Controlling Stable Diffusion with point advection.

Process

Here we start with a generative animation created with Houdini. The animation frames are used as source images for Stable Diffusion.

By starting with an animation, we achieve reasonable temporal coherence between frames, as can be seen below. The diffusion results closely mimic the animation input.

In order to make the results match our music, we have to do a little tweaking. The original track runs at 128 bpm, which does not line up very nicely with the intended 30 fps animation.

Beats per minute: 128
Beats per second: 2.1333
Length of 1 bar (4 beats): 1.875 seconds
Length of 1 beat: 0.46875 seconds
At 30 fps: 14.0625 frames per beat

To fix this, we can slightly slow down the music, so that beats will line up cleanly with frames. Scaling the original by about 87.890625 percent gives us a 112.5 bpm tempo. Since literally everything sounds better when it is slowed down, we lose nothing with this step.

sox -t wav input.128.wav -t wav output.112.5.wav speed 0.87890625

The intention was to run two interpolations on the output, thus turning each frame into 4. At 112.5 bpm, we get a very convenient 16 frames per beat, 30*60/112.5=16. Taking every fourth frame (pre-interpolation), we have 4 frames per beat or 8 frames per bar. Snare drums are on the second beat, and we modulate the start_schedule parameter so that it goes high with every snare kit and then decays down to 0.4.
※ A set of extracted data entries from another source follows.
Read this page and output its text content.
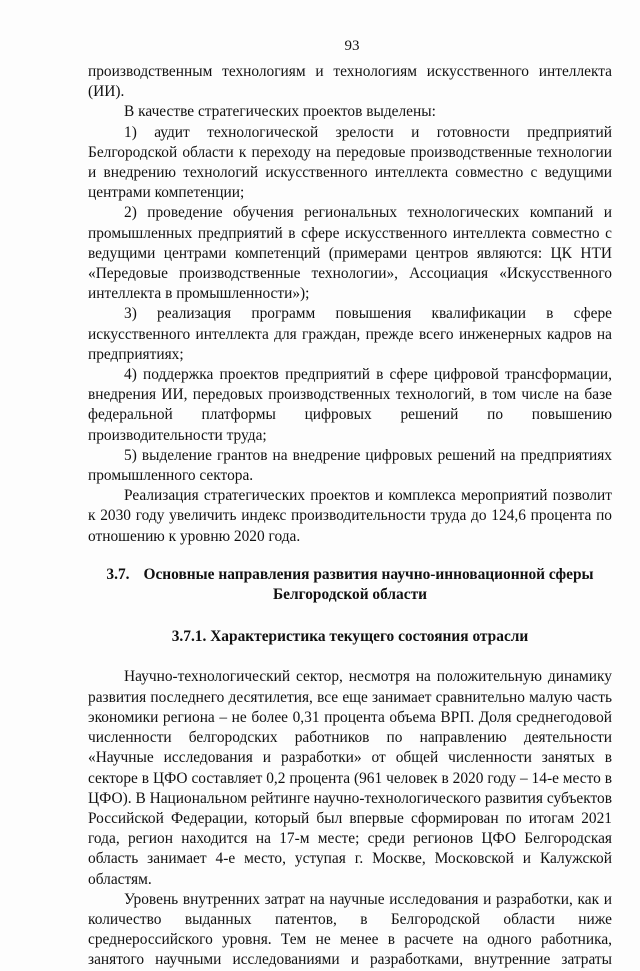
93

производственным технологиям и технологиям искусственного интеллекта (ИИ).

В качестве стратегических проектов выделены:

1) аудит технологической зрелости и готовности предприятий Белгородской области к переходу на передовые производственные технологии и внедрению технологий искусственного интеллекта совместно с ведущими центрами компетенции;

2) проведение обучения региональных технологических компаний и промышленных предприятий в сфере искусственного интеллекта совместно с ведущими центрами компетенций (примерами центров являются: ЦК НТИ «Передовые производственные технологии», Ассоциация «Искусственного интеллекта в промышленности»);

3) реализация программ повышения квалификации в сфере искусственного интеллекта для граждан, прежде всего инженерных кадров на предприятиях;

4) поддержка проектов предприятий в сфере цифровой трансформации, внедрения ИИ, передовых производственных технологий, в том числе на базе федеральной платформы цифровых решений по повышению производительности труда;

5) выделение грантов на внедрение цифровых решений на предприятиях промышленного сектора.

Реализация стратегических проектов и комплекса мероприятий позволит к 2030 году увеличить индекс производительности труда до 124,6 процента по отношению к уровню 2020 года.

3.7. Основные направления развития научно-инновационной сферы
Белгородской области
3.7.1. Характеристика текущего состояния отрасли

Научно-технологический сектор, несмотря на положительную динамику развития последнего десятилетия, все еще занимает сравнительно малую часть экономики региона – не более 0,31 процента объема ВРП. Доля среднегодовой численности белгородских работников по направлению деятельности «Научные исследования и разработки» от общей численности занятых в секторе в ЦФО составляет 0,2 процента (961 человек в 2020 году – 14-е место в ЦФО). В Национальном рейтинге научно-технологического развития субъектов Российской Федерации, который был впервые сформирован по итогам 2021 года, регион находится на 17-м месте; среди регионов ЦФО Белгородская область занимает 4-е место, уступая г. Москве, Московской и Калужской областям.

Уровень внутренних затрат на научные исследования и разработки, как и количество выданных патентов, в Белгородской области ниже среднероссийского уровня. Тем не менее в расчете на одного работника, занятого научными исследованиями и разработками, внутренние затраты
start_schedule = 0.4 + (1 - ((i - 4) % 8) / 8) * .4

To quickly check the equation in action, we can see its output below. (Arrows added for clarity).

>>> for i in range(16): print(i, 1-((i-4)%8)/8)
...
0 0.5
1 0.375
2 0.25
3 0.125
4 1.0 <------
5 0.875
6 0.75
7 0.625
8 0.5
9 0.375
10 0.25
11 0.125
12 1.0 <------
13 0.875
14 0.75
15 0.625

And we can identify the upbeat frames, i.e. where the snare drum hits like so:

# snare drum frames
>>> for i in range(32):
...     if 1-((i-4)%8)/8 == 1:
...             print(i)
...
4
12
20
28

The results can be seen below, with the face coming into view every 8 frames (after the initial 4) and then melting into incoherence. We can also see how the underlying animation lends a temporal continuity to the imagery.

The last step is to scale back up from from our 7.5 fps animation to a full 30, by running FILM interpolation with a factor of 2. This further smooths out discontinuities between frames, yielding our final output.